1:17:41 - 1:17:49     Text: in different contexts, but it seems like there's a defect of what we've done here because our context

1:17:49 - 1:17:56     Text: only contains information from the left. What about right context? Surely it also be useful to have the

1:17:56 - 1:18:04     Text: meaning of terribly depend on exciting because often words mean different things based on what follows

1:18:04 - 1:18:12     Text: them. So if you have something like red wine, it means something quite different from a red light.

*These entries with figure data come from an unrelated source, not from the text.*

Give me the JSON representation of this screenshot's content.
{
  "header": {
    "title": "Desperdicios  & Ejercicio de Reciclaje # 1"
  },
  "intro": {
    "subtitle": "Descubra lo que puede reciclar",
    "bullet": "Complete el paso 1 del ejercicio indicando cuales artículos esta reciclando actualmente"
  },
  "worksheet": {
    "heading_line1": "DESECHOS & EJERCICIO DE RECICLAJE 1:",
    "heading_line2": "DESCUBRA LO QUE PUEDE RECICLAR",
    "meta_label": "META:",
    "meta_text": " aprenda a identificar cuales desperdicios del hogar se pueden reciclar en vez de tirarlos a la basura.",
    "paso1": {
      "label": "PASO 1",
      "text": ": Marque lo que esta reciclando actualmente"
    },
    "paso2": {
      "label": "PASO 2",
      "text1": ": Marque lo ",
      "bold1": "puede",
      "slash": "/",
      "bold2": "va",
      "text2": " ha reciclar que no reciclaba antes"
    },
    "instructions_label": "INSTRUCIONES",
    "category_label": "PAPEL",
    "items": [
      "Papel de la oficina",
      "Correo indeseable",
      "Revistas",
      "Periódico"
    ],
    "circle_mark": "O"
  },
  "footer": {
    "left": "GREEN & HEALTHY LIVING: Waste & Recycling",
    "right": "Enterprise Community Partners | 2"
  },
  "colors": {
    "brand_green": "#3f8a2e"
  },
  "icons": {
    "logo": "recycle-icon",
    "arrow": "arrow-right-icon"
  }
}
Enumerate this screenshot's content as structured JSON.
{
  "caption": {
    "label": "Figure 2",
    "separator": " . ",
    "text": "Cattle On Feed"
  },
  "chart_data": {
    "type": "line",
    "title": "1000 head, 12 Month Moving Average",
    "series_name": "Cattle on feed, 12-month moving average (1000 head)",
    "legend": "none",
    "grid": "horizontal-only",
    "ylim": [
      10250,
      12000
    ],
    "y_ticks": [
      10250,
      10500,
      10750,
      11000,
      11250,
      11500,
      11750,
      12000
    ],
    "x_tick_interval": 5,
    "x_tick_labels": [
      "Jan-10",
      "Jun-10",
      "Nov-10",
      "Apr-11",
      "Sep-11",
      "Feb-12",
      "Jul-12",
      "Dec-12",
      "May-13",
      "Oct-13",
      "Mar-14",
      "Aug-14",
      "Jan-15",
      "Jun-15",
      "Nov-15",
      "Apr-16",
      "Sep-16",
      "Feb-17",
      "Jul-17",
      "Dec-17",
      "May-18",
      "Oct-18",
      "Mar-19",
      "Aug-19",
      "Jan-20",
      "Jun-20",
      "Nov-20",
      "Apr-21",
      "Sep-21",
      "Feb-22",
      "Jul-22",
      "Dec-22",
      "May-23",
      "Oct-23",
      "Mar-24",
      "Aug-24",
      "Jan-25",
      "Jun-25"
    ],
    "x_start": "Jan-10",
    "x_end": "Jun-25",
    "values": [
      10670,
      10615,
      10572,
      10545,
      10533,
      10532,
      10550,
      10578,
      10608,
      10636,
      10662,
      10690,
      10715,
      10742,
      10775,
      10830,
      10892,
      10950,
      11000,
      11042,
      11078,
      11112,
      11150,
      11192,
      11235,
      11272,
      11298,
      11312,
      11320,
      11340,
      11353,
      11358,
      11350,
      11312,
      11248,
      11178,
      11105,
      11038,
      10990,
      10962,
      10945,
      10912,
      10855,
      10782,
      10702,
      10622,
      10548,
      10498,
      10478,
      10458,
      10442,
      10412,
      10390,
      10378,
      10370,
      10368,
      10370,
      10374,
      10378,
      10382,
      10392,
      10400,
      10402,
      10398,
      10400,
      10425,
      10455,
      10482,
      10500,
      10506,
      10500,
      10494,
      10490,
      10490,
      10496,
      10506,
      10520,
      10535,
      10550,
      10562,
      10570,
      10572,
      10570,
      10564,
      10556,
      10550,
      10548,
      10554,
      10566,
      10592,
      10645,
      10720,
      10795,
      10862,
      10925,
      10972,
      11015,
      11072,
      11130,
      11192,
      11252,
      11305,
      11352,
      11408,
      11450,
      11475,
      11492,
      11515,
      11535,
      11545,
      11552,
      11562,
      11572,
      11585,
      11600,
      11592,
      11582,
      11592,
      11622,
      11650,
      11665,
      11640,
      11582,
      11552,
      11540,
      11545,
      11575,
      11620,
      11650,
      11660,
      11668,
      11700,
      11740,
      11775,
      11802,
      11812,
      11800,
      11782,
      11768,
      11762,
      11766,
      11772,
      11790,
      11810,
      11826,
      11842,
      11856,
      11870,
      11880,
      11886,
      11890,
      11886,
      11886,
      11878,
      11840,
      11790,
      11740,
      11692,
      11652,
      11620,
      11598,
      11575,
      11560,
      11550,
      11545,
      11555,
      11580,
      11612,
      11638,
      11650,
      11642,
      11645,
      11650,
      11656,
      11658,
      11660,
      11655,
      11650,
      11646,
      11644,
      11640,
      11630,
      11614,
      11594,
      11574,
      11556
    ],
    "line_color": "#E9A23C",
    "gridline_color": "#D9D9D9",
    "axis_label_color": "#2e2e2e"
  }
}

1:18:14 - 1:18:20     Text: So how could we deal with that? Well, an easy way to deal with that would be to say, well, if we're

1:18:20 - 1:18:27     Text: just going to come up with a neural encoding of a sentence, we could have a second RNN with

1:18:27 - 1:18:32     Text: completely separate parameters learned and we could run it backwards through the sentence

1:18:33 - 1:18:39     Text: to get a backward representation of each word and then we can get an overall representation of

1:18:39 - 1:18:45     Text: each word in context by just concatenating those two representations and now we've got a

1:18:45 - 1:18:55     Text: representation of terribly that has both left and right context. So we're simply running a forward

1:18:55 - 1:19:02     Text: RNN and when I say RNN here, that just means any kind of recurrent neural network so commonly

1:19:02 - 1:19:09     Text: it'll be an LSTM and the backward one and then at each time step we just concatenating their

1:19:09 - 1:19:17     Text: representations with each of these having separate weights. And so then we regard this concatenated

1:19:17 - 1:19:24     Text: thing as the hidden state, the contextual representation of a token at a particular time that we pass

1:19:24 - 1:19:33     Text: forward. This is so common that people use a shortcut to denote that and now just draw this picture

1:19:33 - 1:19:40     Text: with two sided arrows and when you see that picture with two sided arrows it means that you're

1:19:40 - 1:19:50     Text: running two RNNs one in each direction and then concatenating their results at each time step

1:19:50 - 1:19:59     Text: and that's what you're going to use later in the model. Okay, but so if you're doing an encoding

1:19:59 - 1:20:08     Text: problem like for sentiment classification or question answering using bidirectional RNNs is a

1:20:08 - 1:20:14     Text: great thing to do but they're only applicable if you have access to the entire input sequence.

1:20:15 - 1:20:22     Text: They're not applicable to language modeling because in a language model necessarily you have to

1:20:22 - 1:20:29     Text: generate the next word based on only the preceding context. But if you do have the entire input

1:20:29 - 1:20:36     Text: sequence that bidirectionality gives you greater power and indeed that's been an idea that people

1:20:36 - 1:20:44     Text: have built on in subsequent work. So when we get to transformers in a couple of weeks we'll spend

1:20:44 - 1:20:51     Text: plenty of time on the BERT model where that acronym stands for bidirectional encoder representations

1:20:51 - 1:21:00     Text: from transformers. So part of what's important in that model is the transformer but really a central

1:21:00 - 1:21:07     Text: point of the paper was to say that you could build more powerful models using transformers by again

1:21:08 - 1:21:17     Text: exploiting bidirectionality. Okay, there's one teeny bit left on RNNs but I'll sneak it into next class

1:21:17 - 1:21:23     Text: and I'll call it the end for today and if there are other things you'd like to ask questions about

1:21:23 - 1:21:53     Text: you can find me on NOX again in just in just a minute. Okay, so see you again next Tuesday.